Grace Cummings „Storm Queen“: Es ist Winter jetzt
Frankfurter Rundschau
„Storm Queen“, ein bewegendes Album der Australierin Grace Cummings.
Gerade hat man vielleicht noch Geschirr in die Spülmaschine geräumt, nebenbei und eher achtlos auf dem Laptop den Stream eines Albums mit dem Titel „Storm Queen“ gestartet: Da verlangt eine echte Sturmköniginnenstimme schon die volle Aufmerksamkeit. Setzt direkt ein, ohne Vorgeplänkel, ist tief, rau, strahlt eine Dringlichkeit aus, die einen sofort die Ohren spitzen lässt. Und singt, in „Heaven“, von einem Himmel ohne Gott, dafür mit Gesang: „Yet you hear, you hear / a singing“. Wie zum Beleg steigt ein kraftvolles, seelenvolles „Ave Maria“ auf.

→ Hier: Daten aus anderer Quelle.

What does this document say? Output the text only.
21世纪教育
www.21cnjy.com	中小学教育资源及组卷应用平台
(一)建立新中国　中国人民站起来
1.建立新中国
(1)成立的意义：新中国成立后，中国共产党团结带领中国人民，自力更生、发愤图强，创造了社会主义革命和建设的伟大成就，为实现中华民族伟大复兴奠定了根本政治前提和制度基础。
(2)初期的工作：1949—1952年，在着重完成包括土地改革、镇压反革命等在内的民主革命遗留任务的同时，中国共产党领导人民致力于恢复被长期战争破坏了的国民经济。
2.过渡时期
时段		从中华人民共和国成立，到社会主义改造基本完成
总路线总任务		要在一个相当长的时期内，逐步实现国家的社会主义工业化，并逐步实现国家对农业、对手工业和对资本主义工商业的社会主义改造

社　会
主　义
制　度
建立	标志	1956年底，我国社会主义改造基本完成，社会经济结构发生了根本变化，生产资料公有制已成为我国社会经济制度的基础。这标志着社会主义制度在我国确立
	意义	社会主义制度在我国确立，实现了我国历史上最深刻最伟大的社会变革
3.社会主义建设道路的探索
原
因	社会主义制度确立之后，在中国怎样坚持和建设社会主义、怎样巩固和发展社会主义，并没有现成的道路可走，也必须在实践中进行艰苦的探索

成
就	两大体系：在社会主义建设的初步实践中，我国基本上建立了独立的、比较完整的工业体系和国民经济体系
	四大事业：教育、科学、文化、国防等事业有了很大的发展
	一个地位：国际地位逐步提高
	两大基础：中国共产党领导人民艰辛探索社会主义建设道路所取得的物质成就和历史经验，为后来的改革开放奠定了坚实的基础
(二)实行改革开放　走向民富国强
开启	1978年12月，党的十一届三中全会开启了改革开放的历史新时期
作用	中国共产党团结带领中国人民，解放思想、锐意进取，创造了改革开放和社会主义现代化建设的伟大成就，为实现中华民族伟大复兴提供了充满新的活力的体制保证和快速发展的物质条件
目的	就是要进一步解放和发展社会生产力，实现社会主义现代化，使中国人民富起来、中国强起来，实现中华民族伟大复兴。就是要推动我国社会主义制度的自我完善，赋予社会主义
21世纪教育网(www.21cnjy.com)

Die Frau, der diese Stimme gehört, heißt Grace Cummings, ist Australierin, geboren in Melbourne, sie hat früh Gitarre gespielt, doch eine Schauspielausbildung gemacht. Und nun ihr zweites Album herausgebracht. Zuordnen könnte man es am ehesten dem Folk, überwiegend begleitet sie sich auf der akustischen Gitarre. Aber im Grunde steht Cummings abseits, mit etwas rätselvollen Texten (sie verehre Bob Dylan, heißt es), mit einer Instrumentierung, die so sparsam wie originell ist. Ein Saxofon bratzt im Titelsong „Storm Queen“, ein zart, etwas unheimlich jammerndes Theremin zieht Klangschlieren durch „Fly a Kite“. Ja, das könnten die Spuren eines Drachens an einem dunkelnden Himmel sein.
Die Namen von Janis Joplin und Grace Slick fielen schon im Zusammenhang mit Grace Cummings’ Stimme. Die grollen und röhren kann, als habe sie gerade noch Whisky mit Reißzwecken gegurgelt. Die aber auch lieblich sein kann, durchaus. Aber diese Sängerin meint es ernst; der erste mächtige Eindruck hat Bestand über alle elf Tracks. Jedes Wort ist mit Bedacht gesetzt, eilig hat es Cummings dabei nicht.
Ein reizendes „Plinkediplinkedipling“ begleitet „Two Little Birds“, eine muntere Fiddle „Here Is the Rose“. Doch sind Grace Cummings’ Songs überwiegend dunkel grundiert, erzählen von Unsicherheit, Getriebenheit, Einsamkeit, von kaltem Regen, fallenden Blättern, Herbststürmen, von „a bit too much weather“, ein bisschen zu viel Wetter. Und oft steht der Tod im Hintergrund, drängt sich nicht auf, ist aber eine stetige Präsenz.
Auf Robert Frost und sein Gedicht „Birches“ nimmt sie in „Up In Flames“ Bezug, Birken, die unter Schnee und Eis gebeugt sind, aber der Sprecher träumt davon, an ihnen zu schaukeln, bis sie ihn behutsam wieder absetzen auf der Erde: „It’s winter now and / I feel like Robert Frost / If only there was a birch tree to hang upon / If only I was a poem“. Wenn ich nur ein Gedicht wäre.